O posicionamento foi apresentado pelo diretor da autarquia, Iagê Miola, logo após a publicação, no Diário Oficial da União, do cronograma que baliza a implantação de mecanismos de verificação de idade em plataformas digitais.
Três fases até a implementação completa
Segundo o cronograma divulgado, o país encontra-se na primeira etapa, dedicada a:
- difundir orientações sobre o ECA Digital;
- ajudar na criação de sistemas capazes de aferir a idade de usuários.
A segunda fase, com início previsto para agosto deste ano, trará:
- monitoramento da adoção das soluções de verificação de idade;
- atualização dos regulamentos de fiscalização e definição de eventuais sanções.
A partir de 2027, começará a terceira fase, quando as medidas de proteção deverão estar plenamente vigentes e haverá intensificação das ações de fiscalização.
Monitoramento já em curso
Apesar de o processo estar oficialmente na fase inicial, Miola explicou que o monitoramento das empresas começou no ano passado, com o objetivo de compreender a dinâmica do setor. A visão, agora, é ampliar essa atuação, fiscalizando a adaptação das companhias às novas regras e enviando notificações quando necessário.
“Se houver violação explícita, instauraremos processo imediatamente, sem esperar a etapa seguinte”, destacou o diretor, acrescentando que a agência já trabalha com um parâmetro técnico formado por 11 requisitos para a checagem da idade de crianças e adolescentes.
Punições em debate
Neste ano, a ANPD também pretende finalizar a regulamentação que define tanto o valor das multas quanto os critérios para dosimetria. Concluída essa fase, o descumprimento das normas poderá resultar em punições efetivas, encerrando o período de caráter meramente orientador.
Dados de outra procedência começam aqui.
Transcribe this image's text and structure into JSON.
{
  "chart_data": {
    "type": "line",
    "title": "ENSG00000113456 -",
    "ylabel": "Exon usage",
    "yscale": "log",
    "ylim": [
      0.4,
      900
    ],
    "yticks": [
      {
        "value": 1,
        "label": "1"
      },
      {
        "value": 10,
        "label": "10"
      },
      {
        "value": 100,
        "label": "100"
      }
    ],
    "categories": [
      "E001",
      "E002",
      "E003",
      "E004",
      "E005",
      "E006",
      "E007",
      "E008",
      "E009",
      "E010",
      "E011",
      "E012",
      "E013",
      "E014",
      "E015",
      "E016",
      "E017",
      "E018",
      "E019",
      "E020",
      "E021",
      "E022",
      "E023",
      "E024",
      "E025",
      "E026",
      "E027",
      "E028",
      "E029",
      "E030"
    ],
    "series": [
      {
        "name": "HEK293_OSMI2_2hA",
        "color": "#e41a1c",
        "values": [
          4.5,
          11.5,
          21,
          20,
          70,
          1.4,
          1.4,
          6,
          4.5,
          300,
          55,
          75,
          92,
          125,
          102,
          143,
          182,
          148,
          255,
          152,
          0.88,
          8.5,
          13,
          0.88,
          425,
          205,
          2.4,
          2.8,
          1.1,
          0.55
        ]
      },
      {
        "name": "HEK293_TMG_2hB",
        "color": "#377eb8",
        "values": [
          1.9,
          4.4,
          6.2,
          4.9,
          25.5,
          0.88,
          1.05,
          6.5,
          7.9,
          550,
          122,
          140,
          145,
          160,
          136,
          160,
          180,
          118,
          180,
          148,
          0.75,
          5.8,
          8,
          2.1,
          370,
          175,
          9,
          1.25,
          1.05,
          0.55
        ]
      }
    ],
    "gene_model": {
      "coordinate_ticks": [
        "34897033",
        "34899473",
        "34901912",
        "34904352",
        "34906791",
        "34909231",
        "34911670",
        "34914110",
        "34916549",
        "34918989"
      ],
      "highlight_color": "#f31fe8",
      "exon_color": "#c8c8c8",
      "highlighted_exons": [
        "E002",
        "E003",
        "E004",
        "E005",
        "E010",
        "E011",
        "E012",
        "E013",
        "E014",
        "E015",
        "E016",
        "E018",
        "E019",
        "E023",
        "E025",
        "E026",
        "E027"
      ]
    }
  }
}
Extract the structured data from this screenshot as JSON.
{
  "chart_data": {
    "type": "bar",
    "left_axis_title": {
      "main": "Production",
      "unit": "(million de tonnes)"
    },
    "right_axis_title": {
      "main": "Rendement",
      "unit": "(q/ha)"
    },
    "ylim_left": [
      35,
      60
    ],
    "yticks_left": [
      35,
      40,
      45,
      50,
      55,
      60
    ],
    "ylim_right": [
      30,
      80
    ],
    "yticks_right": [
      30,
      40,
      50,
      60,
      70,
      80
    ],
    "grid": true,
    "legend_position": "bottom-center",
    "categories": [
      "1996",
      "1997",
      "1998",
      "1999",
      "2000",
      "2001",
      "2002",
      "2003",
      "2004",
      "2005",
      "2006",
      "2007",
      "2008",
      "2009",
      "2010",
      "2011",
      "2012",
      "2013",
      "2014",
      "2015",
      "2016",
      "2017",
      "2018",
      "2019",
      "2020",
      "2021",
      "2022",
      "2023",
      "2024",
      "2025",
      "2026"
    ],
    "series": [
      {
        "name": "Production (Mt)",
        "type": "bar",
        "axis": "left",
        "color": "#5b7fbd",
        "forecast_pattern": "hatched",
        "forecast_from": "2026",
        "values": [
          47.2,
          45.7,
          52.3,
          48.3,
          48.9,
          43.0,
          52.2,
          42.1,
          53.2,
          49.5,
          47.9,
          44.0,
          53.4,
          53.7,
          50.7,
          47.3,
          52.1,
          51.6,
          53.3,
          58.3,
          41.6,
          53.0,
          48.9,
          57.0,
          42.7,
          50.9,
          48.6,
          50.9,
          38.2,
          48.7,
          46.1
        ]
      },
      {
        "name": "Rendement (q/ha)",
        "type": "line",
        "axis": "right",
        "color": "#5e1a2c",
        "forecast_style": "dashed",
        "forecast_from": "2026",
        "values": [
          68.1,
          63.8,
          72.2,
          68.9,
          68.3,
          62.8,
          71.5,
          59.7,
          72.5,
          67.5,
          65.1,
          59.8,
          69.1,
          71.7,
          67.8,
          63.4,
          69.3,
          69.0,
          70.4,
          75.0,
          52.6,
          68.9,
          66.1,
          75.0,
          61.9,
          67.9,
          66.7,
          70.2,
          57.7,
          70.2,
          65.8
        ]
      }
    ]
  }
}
Custo da tecnologia segue indefinido
Outro tema em discussão é o financiamento das soluções tecnológicas necessárias para garantir a segurança digital. Conforme os diretores, o Ministério da Gestão e da Inovação em Serviços Públicos (MGI) avalia se o poder público poderá fornecer a ferramenta. Entre as possibilidades em análise está a utilização da plataforma gov.br, que no futuro poderá ser disponibilizada também à iniciativa privada.
Miola pontuou que os mecanismos de verificação de idade serão aprimorados gradualmente, buscando reduzir fraudes e o uso de informações falsas que possam contornar as exigências do ECA Digital.
Neste momento, a prioridade da autoridade é assegurar que sistemas operacionais e lojas de aplicativos adotem soluções compatíveis com as exigências legais, abrindo caminho para uma fiscalização mais incisiva nas próximas etapas.